La cour de récré – Enguerrand


Madame Jill appelle cette semaineEnguerrand. madame Jill si vous aves lu mes billets précédents vous comprendrez mon retard. Mais j’avais déjà fait mon texte et je ne resiste pas à venir à la cour de récré.

Le mariage d’Enguerrand

La Vielle Brunehaut intendante de la pension « Au bois joli »  rentre dans ses appartements ; Elle a loué à un jeune couple Enguerrand de la Roche et sa jeune épouse Artémise la suite royale. Curieuse comme la dernière des vieilles pies, elle passe dans le couloir et s’arrête pour écouter à la porte légèrement entrebâillée.

  • Oh mon Enguerrand, mais qu’est-ce ? Quelle belle paire !
  • Oh oui répondit le jeune marié avec un soupçon d’orgueil dans la voix. Ma chère Artémise : ce n’est pas la gnognotte, de la roupie de sansonnet mais vous les verrez mieux lorsque j’aurais ôté ma tunique et ma culotte !
  • Mais Enguerrand ceci n’est point trop fragile ? Il doit y avoir des soins délicats  
  • A vrai dire, répliqua celui-ci, vous n’imaginez pas la minutie que le nettoyage requiert. Chaque jour je les lave avec de l’essence purifiée et les caresses avec un mouchoir imbibé d’un peu d’huile de vaseline pour empêcher la rouille de s’y installer. Mais quand vous les aurez en main, vous pourrez vous assurer de leur résistance !
  • Je peux … ? Vous permettez, mon Enguerrand ? Effectivement même en tirant de toute mes forces, elles ne se déforment pas.
  • C’est parce qu’elles sont élastiques que cela s’allonge de bon gré et à volonté.
  • Mais où avez-vous trouvé un tel objet Enguerrand chéri ?
  • Elles me viennent de mon grand Oncle Timothé. Au début, elles étaient toutes roses et lisses. Maintenant elles sont un peu fanées, ce qui fait qu’elles tombent un peu.

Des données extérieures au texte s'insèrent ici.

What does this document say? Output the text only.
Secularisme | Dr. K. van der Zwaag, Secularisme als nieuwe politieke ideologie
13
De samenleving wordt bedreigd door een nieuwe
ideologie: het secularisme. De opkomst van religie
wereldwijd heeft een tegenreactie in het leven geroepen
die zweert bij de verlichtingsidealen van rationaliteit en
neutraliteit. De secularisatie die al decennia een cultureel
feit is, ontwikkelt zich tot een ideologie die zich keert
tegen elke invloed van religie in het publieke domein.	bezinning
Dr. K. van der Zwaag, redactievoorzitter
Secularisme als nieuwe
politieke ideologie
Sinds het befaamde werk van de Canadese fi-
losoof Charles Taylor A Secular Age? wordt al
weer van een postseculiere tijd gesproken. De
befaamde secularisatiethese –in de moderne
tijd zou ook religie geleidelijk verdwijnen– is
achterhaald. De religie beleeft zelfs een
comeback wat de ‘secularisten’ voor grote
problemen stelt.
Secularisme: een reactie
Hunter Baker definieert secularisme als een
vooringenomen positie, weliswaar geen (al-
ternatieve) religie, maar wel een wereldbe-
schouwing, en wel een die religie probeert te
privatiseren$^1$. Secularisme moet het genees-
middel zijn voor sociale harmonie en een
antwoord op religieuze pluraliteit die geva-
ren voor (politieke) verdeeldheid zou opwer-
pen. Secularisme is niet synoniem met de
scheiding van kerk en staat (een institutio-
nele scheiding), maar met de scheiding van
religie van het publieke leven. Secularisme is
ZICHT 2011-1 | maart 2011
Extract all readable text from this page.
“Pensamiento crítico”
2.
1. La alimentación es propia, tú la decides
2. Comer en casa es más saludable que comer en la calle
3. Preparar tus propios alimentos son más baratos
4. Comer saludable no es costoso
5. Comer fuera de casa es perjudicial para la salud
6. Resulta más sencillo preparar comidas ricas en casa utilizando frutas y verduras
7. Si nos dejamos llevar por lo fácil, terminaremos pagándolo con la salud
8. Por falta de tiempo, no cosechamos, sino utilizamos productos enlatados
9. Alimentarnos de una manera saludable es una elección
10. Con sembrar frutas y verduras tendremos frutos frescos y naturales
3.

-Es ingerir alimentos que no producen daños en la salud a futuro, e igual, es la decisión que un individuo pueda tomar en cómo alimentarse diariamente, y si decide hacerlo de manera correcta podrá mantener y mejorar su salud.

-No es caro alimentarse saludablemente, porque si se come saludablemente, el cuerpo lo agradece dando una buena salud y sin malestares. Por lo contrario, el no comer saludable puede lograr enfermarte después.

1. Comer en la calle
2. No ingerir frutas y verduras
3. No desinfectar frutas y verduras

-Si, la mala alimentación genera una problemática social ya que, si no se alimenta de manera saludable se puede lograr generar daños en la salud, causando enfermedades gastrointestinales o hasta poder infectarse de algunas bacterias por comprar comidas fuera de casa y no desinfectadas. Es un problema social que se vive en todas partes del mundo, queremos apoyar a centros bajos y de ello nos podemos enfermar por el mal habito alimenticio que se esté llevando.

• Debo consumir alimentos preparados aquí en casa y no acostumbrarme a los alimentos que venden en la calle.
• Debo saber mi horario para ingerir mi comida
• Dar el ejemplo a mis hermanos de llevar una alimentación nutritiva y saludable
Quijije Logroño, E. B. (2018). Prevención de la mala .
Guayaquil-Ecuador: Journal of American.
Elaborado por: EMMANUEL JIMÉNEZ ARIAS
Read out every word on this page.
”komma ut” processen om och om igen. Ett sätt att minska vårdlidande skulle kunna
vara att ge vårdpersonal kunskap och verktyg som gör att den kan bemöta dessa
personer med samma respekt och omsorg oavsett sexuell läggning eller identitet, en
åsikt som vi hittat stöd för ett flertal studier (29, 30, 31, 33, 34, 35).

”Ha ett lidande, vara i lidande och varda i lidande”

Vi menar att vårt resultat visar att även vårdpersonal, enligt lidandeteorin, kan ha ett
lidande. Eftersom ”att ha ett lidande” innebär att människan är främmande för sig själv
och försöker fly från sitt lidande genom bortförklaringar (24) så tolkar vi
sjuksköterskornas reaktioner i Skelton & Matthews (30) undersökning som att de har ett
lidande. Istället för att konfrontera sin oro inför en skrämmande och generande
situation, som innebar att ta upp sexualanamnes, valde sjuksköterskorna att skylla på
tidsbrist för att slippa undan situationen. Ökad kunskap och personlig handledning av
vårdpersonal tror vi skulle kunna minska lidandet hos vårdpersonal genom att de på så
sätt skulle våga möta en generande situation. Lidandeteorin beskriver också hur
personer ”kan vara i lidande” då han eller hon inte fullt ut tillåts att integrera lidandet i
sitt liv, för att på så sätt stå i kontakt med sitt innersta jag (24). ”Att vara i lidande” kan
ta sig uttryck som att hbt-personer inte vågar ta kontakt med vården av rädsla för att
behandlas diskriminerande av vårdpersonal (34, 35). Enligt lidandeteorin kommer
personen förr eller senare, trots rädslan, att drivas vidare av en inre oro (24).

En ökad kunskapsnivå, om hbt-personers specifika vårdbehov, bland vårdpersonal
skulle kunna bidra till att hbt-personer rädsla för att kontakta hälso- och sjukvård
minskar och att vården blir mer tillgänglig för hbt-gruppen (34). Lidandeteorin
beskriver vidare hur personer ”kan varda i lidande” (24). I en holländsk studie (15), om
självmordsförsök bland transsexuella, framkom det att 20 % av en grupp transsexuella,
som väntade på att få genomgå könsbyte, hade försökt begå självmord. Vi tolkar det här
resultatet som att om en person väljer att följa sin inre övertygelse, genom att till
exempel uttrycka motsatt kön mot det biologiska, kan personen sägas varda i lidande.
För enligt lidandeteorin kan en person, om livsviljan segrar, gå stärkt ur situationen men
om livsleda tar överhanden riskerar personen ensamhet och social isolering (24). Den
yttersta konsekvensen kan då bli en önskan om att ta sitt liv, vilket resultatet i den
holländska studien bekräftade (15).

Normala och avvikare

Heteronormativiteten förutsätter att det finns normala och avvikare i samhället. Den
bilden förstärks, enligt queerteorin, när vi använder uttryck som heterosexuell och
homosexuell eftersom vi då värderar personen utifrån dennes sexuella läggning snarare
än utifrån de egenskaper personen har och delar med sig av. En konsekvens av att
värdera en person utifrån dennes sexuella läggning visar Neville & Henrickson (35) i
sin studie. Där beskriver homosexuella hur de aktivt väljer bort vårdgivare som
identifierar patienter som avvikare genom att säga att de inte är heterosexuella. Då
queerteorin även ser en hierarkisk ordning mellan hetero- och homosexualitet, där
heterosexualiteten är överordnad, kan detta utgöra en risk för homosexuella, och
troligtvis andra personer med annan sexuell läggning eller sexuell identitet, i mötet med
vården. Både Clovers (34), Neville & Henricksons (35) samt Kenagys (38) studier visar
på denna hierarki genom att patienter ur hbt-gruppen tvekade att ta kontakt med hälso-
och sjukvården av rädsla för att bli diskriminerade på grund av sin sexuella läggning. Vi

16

Mais c’est un article qui a de la valeur et des paires comme celles-ci, on n’en fait plus, le marchand a dû fermer boutique.
  • Et vous me les montrez comme cela sans précaution particulière ? 
  • Ma chère, elles font partie de la panoplie du jeune homme dandy !

C’est alors, que n’y tenant plus, la vieille Brunehaut pénétra dans la pièce en s’écriant « mes enfants un peu de ten… Stupéfaite elle contempla longuement l’objet en question, comprit sa méprise, et rouge honte s’évanouit ;

Ah les femmes, s’écria Enguerrand toujours aussi sensibles, se pâmer pour  une paire de bretelles.